We also evaluated the efficiency of the biosensor strain in detecting tetracyclines in biological samples like milk and compared the results with widely used BSDA method. Milk samples were collected from a goat given tetracycline or oxytetracycline injection and the antibiotic concentration in the samples was measured by biosensor cells. Figure 5 show that highest amount of antibiotic was found after 24 h of antibiotic injection and up to five days detectable amount of antibiotic persisted in milk. When the same samples were assayed with BSDA, the assay detected residual antibiotic up to 86 h (zone of inhibition >16 mm) whereas biosensor assay showed the presence of tetracyclines up to 120 h. BSDA is an FDA approved protocol for screening milk samples for the presence of antibiotics and is extremely sensitive for detecting antibiotics like β-lactams. However, it does not detect tetracyclines below 200 ng mL-1 of milk. The maximum residue limit specified by European Union (EU) for tetracyclines in milk samples in 100 ng mL-1 and hence BSDA is not sensitive enough to comply with such standards (Nouws et al., 1998). Further, BSDA is a qualitative test rather than a quantitative one. In contrast, biosensor cells detected both tetracycline and oxytetracycline in a quantitative manner well below EU specifications. Also the detection range of biosensor cells for tetracycline and oxytetracycline is overlapping and hence the developed strain could be used to detect tetracycline and its common derivatives.

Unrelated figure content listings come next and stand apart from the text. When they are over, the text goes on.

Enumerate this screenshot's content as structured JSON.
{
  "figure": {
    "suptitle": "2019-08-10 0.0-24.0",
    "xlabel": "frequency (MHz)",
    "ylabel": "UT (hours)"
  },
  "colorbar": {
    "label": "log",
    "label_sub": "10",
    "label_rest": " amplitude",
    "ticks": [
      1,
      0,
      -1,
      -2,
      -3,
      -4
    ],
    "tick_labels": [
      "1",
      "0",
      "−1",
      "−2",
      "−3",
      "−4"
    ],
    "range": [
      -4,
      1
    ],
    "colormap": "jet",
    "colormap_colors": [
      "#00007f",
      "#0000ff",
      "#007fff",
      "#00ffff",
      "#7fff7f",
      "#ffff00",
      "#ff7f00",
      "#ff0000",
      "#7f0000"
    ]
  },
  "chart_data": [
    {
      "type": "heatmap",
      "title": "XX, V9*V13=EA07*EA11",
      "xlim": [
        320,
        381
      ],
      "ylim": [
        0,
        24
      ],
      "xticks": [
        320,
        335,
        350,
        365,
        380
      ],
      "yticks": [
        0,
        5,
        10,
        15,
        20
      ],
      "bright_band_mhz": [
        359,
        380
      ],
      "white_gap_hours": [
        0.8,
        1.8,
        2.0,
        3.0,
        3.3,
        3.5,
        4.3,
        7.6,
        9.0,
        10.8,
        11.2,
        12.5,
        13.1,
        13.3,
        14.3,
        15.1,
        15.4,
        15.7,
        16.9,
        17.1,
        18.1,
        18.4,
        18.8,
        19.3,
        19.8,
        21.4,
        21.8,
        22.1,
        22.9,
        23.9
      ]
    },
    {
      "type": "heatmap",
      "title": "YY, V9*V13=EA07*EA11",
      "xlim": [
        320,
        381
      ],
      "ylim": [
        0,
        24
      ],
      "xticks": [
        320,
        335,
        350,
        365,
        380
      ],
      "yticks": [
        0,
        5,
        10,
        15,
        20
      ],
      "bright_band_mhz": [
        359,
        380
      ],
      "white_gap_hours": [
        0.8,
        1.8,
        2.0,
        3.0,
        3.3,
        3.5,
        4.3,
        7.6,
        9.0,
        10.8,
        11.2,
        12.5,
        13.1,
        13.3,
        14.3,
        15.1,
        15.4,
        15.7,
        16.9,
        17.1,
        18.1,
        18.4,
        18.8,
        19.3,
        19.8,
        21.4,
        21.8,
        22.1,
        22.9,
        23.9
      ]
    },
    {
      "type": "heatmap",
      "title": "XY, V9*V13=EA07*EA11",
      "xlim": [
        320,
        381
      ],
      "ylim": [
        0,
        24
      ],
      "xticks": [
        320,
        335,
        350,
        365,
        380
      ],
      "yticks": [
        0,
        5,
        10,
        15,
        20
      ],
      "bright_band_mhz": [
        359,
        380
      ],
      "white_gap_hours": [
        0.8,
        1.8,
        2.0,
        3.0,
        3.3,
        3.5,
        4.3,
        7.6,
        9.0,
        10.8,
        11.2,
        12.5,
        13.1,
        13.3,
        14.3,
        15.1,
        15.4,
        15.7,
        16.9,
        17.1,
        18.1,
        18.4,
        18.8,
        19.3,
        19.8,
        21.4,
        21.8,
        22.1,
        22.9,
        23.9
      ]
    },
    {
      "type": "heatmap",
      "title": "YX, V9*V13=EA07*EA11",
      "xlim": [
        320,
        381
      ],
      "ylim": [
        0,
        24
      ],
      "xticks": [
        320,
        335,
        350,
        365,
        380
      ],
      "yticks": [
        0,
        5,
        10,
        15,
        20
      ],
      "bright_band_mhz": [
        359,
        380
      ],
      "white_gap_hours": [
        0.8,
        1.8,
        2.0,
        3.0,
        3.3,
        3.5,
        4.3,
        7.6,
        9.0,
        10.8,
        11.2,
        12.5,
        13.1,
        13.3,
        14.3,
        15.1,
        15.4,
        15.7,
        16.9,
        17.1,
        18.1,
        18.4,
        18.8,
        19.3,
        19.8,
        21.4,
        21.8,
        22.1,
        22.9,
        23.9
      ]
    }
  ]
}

Presence of residual tetracyclines in milk is a common occurrence as it is frequently used to treat cattle diseases like mastitis (Sudershan and Bhat, 1995; Chopra and Roberts, 2001). This affects the quality of milk, contaminates other milk lots when such samples are mixed and could result in passive intake of tetracyclines if these samples are used for human consumption. Monitoring of tetracycline residues in dairy industry will require testing of large number of samples on a daily basis. As easy to use testing protocols like BSDA is not sensitive enough for antibiotics like tetracyclines, cheaper alternatives are required. Reporter gene like GFP require only simple excitation with UV light and detection could be carried out by multilabel counter like Wallac Victor which supports high throughput processing of samples. Hence, the biosensor strain developed in this study could also be used in dairy industry for screening milk samples.

CONCLUSION

The bacterial biosensor developed in this study has potential applications in the detection of residual tetracycline and oxytetracylcines in water and milk samples. The use of high throughput analysis also makes quantitative measurements with high accuracy.

ACKNOWLEDGMENTS

Authors thank S. Yasuda, National Institute of Genetics, Japan for kindly providing plasmid pOT182. This study was supported by University Grants Commission (UGC) Government of India grant no F.3.2-32/2003. Authors also thank Director BITS, Pilani for providing Laboratory facilities. J. Searia, S. Ramachandran, P.K. Jain are grateful to Council of Scientific and Industrial Research (CSIR), Government of India for providing Senior Research Fellowship (SRF).